Interior bus kota di Padang

Pagi menjelang dan kami pun langsung bersiap menuju Bukittinggi. Usai sarapan nasi goreng seadanya di hotel kami pun check out. Masih ngintilin istri, saya pasrah diajak naik bus kota menuju Basco Mall, di mana mobil-mobil pribadi yang berfungsi menjadi travel menuju Bukittinggi berada. Menaiki bus, saya merasa bahwa orang Padang ini ekspresif. Bus yang kami tumpangi rame interior lucu, ada boneka marsupilami terpajang di sana. Agak tidak matching, lagu yang diputar di dalam bus adalah lagu ajeb-ajeb bervolume sangat keras. Selain bus, angkot yang kami tumpangi malam sebelumnya pun tak kalah unik, ceper dan berlampu warna-warni.

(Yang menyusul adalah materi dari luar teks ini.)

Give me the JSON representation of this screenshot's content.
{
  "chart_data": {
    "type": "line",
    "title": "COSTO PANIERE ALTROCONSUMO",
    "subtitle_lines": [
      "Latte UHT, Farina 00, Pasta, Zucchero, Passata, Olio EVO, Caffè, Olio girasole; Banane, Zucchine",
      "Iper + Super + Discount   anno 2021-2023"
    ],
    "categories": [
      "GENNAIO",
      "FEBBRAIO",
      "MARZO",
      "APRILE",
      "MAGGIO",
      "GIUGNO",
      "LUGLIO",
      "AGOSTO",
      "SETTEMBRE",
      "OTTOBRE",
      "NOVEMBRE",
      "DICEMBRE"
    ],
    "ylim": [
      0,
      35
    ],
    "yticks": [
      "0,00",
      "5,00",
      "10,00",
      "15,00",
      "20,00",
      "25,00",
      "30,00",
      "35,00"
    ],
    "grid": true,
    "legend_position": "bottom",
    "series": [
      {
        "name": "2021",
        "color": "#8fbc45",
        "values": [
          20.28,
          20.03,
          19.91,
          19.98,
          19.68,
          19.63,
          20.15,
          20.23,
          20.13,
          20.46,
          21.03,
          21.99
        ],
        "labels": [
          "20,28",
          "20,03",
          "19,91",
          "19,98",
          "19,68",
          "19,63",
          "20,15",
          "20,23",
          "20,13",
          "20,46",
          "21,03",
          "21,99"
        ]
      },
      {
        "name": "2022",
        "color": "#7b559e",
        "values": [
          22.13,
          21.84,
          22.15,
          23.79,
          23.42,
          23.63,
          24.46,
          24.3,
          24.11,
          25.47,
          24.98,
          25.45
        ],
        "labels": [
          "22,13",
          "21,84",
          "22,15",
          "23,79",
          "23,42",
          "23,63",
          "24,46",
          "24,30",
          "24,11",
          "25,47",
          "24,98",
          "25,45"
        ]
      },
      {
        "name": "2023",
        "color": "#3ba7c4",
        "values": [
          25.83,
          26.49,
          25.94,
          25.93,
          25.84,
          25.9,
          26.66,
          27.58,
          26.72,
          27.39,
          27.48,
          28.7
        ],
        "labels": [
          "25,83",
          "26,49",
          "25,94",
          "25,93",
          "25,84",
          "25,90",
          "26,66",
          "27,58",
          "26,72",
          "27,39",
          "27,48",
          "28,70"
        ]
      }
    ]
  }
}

Sesampai di Basco Mall, naiklah kami ke sebuah mobil avanza yang akan membawa kami ke Bukittinggi. Walaupun agak lama menunggu mobil penuh sebelum berangkat, tapi masih dalam kewajaran. Perjalanan pun cukup menyenangkan. Sepanjang perjalanan kami diiringi lagu-lagu minang (“talambeeekk.. iyo salangkah.. talambek.. denai malangkah” *bahkan lagunya Ratu Sikumbang ini masih terngiang sampai sekarang*). Namun tak lama perjalanan berubah menjadi penyiksaan. Pasalnya, jalan raya Padang – Bukittinggi, tepatnya di kawasan Koto Baru, pagi itu macet sekali. Usut punya usut, hari itu adalah pas hari Senin yang adalah hari pasar masyarakat di Koto Baru. Pada hari pasar ini, masyarakat berduyun-duyun ke pasar, ada penjual yang membawa bermacam barang kebutuhan sehari-hari seperti sayur mayur untuk diperjualbelikan, ada juga para pembeli. Mereka menyesaki pasar-pasar yang umumnya berada di pinggir jalan raya. Tentulah jadi seperti pasar kaget dan berakibat macet total. Perjalanan yang seharusnya hanya sekitar 2 jam terpaksa kami lalui selama hampir 5 jam. Rasa bosan, capek, dan terutama lapar membuat saya agak emosi. Untung istri saya orangnya sabar. Kami kira berlibur jauh dari ibukota bisa terhindar macet. Eh, ternyata di Sumatera Barat pun tetap ketemu macet!

Nasi gulai tambusu

Nasi gulai tambusu

Nasi Kapau Ni Lis

Nasi Kapau Ni Lis

Perasaan lega merambat saat mobil yang kami tumpangi sudah masuk kota Bukittinggi dan berhenti di sekitar Pasar Bawah dan menurunkan semua penumpangnya. Kami yang memang ingin menginap di sekitar Jam Gadang merayu sopir untuk mengantar kami ke Pasar Atas. Emosi kembali menyeruak tatkala sang sopir meminta tambahan uang 20 ribu untuk mengantarkan kami. Langsung saja kami bilang tidak. Dengan masih bersungut-sungut saya menurunkan tas yang masih di dalam mobil dan melenggang menjauh. Mungkin karena tahu kalau kami wisatawan si sopir itu jadi aji mumpung. Padahal saat kami naik angkot ongkosnya cuma 2.500 rupiah per orang. Sesampai di Pasar Atas, untuk meredam emosi dan tentu saja lapar, kami langsung kalap makan di Nasi Kapau Ni Lis di Los Lambuang. Sepiring penuh nasi ditemani gulai tambusu terasa sangat menggoda.. nyaaammm.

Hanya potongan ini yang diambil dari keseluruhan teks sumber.